Economic security has taken multiple forms throughout human history. The ancient Greeks stockpiled olive oil. They chose olive oil because it could be stored for long periods of time and also help with nutrition during times of famine. During the Middle Ages, security took the form of guilds and societies that began to pay life insurance benefits to their members.1
Let's explore the history and take a look at future development of the Social Security program in the United States: the historical background, the current state, and future projections.
Yesterday's Social Security
The US Social Security program was born out of one of the gravest economic crises in the world: the Great Depression. While the Great Depression affected virtually every country in the world, the United States was hit the hardest. The Great Depression came on the heels of the stock market crash of 1929, also called the Great Crash, and it was the third economic collapse the United States had experienced in less than 100 years (the first in the 1840s and the second in the 1890s).
The previous economic crises had given rise to the development of Civil War pensions and company pensions, but neither of them was comprehensive enough to deal with the strife caused by the Great Depression. Following the Great Crash, unemployment soared above 25%, roughly10,000 banks failed, and the GDP fell by almost 50%, from $105 billion to $55 billion.
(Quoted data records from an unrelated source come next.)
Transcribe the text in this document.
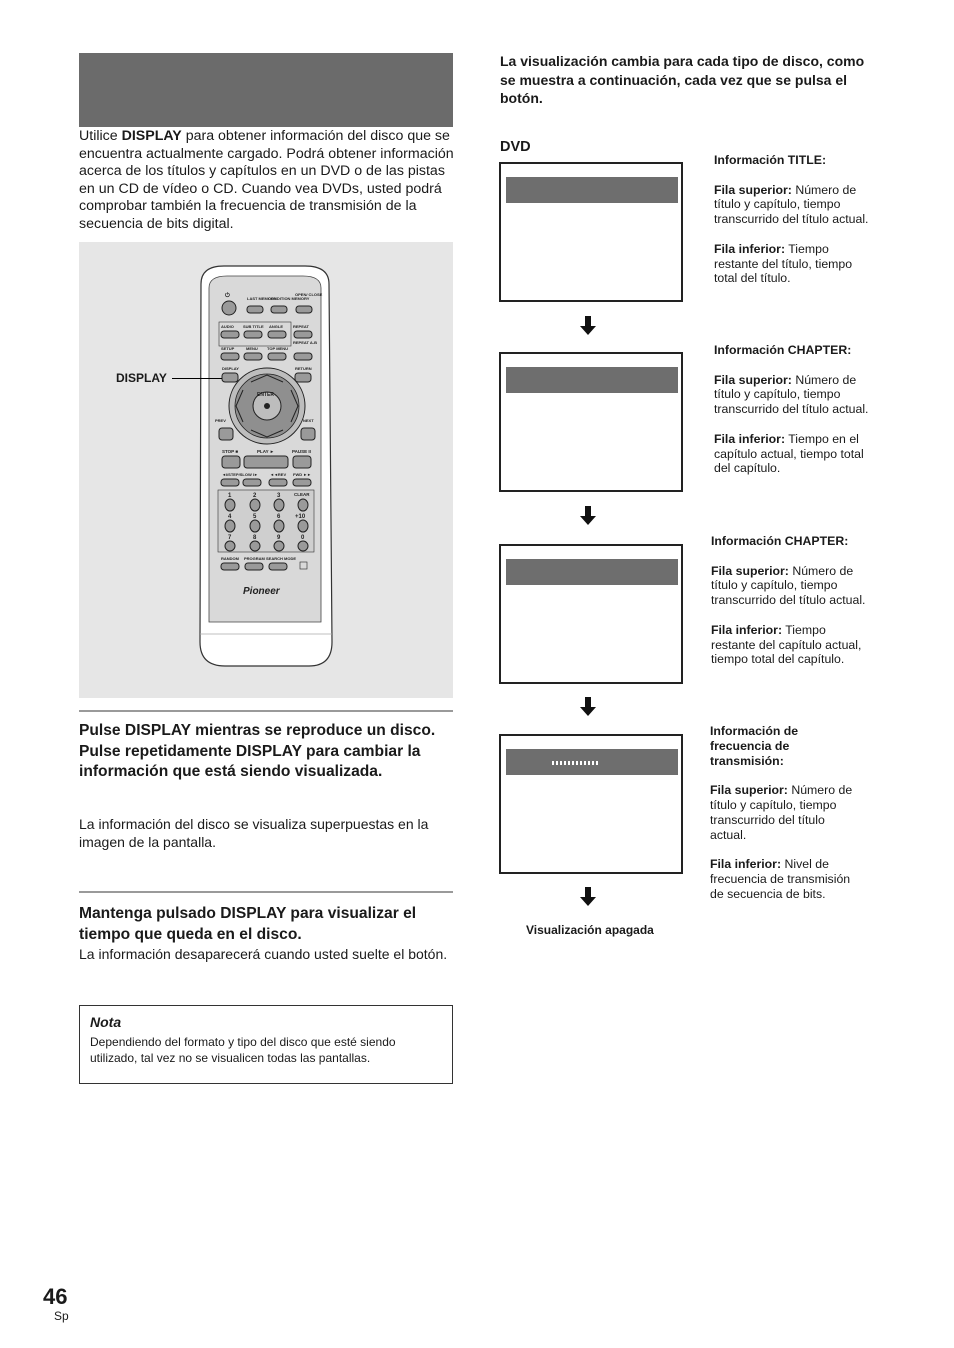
Utilice DISPLAY para obtener información del disco que se encuentra actualmente cargado. Podrá obtener información acerca de los títulos y capítulos en un DVD o de las pistas en un CD de vídeo o CD. Cuando vea DVDs, usted podrá comprobar también la frecuencia de transmisión de la secuencia de bits digital.
⏻	LAST MEMORY
CONDITION MEMORY
OPEN/ CLOSE
AUDIO SUB TITLE ANGLE	REPEAT
SETUP	MENU TOP MENU
REPEAT A-B
DISPLAY	RETURN
ENTER
PREV	NEXT
STOP ■	PLAY ►	PAUSE II
◄I/STEP/SLOW I►	◄◄REV FWD ►►
1	2	3
4	5	6
7	8	9	0
CLEAR
+10
RANDOM PROGRAM SEARCH MODE
Pioneer
DISPLAY
Pulse DISPLAY mientras se reproduce un disco.
Pulse repetidamente DISPLAY para cambiar la información que está siendo visualizada.
La información del disco se visualiza superpuestas en la imagen de la pantalla.
Mantenga pulsado DISPLAY para visualizar el tiempo que queda en el disco.
La información desaparecerá cuando usted suelte el botón.
Nota
Dependiendo del formato y tipo del disco que esté siendo utilizado, tal vez no se visualicen todas las pantallas.
La visualización cambia para cada tipo de disco, como se muestra a continuación, cada vez que se pulsa el botón.
DVD
Visualización apagada

Información TITLE:

Fila superior: Número de título y capítulo, tiempo transcurrido del título actual.

Fila inferior: Tiempo restante del título, tiempo total del título.

Información CHAPTER:

Fila superior: Número de título y capítulo, tiempo transcurrido del título actual.

Fila inferior: Tiempo en el capítulo actual, tiempo total del capítulo.

Información CHAPTER:

Fila superior: Número de título y capítulo, tiempo transcurrido del título actual.

Fila inferior: Tiempo restante del capítulo actual, tiempo total del capítulo.

Información de frecuencia de transmisión:

Fila superior: Número de título y capítulo, tiempo transcurrido del título actual.

Fila inferior: Nivel de frecuencia de transmisión de secuencia de bits.

46
Sp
These economic strains continued into the 1930s, with millions of people unemployed and most of the elderly population being dependent on someone else for their care.1
After several years of continued economic turmoil, President Franklin D. Roosevelt announced his plan to create a Social Security program, and the Social Security Act was officially signed into law on August 14, 1935. The main goal of the Act was to pay retired workers (aged 65 and older) a continuing income and establish several other welfare provisions.1
Today's Social Security
Social Security is considered an integral part of most Americans’ retirement strategies these days. In 2020 alone, 69.8 million Americans received benefits from programs administered by the Social Security Administration (SSA), with 5.8 million new people receiving some form of Social Security in that year alone.2
Social Security is largely funded through payroll taxes on a “pay-as-you-go” model, with the contributions of the current workforce being used to fund the benefits for the current Social Security recipients. The plan (as well as the hope) is that by the time today’s workforce is set to retire, the younger generations will still be contributing to the program to fund Social Security for the next generation of retirees.2
Tomorrow's Social Security
The 2021 annual report of the Social Security Board of Trustees announced that funds for Social Security would be exhausted by 2034. This was a year ahead of the projections made in the previous year’s report. While this announcement may seem catastrophic, what this actually means is that cash reserves for the program will be exhausted, and retirees in 2034 could see their benefits reduced to 78%.3,4
It is difficult to say for certain what the future of Social Security looks like. The hope is that Congress will act in time to resolve this shortage of funds problem. Regardless of what happens to this program, it is important to make sure that you have other strategies in place for your retirement so that, irrespective of the developments in Washington concerning Social Security, you can enjoy your golden years.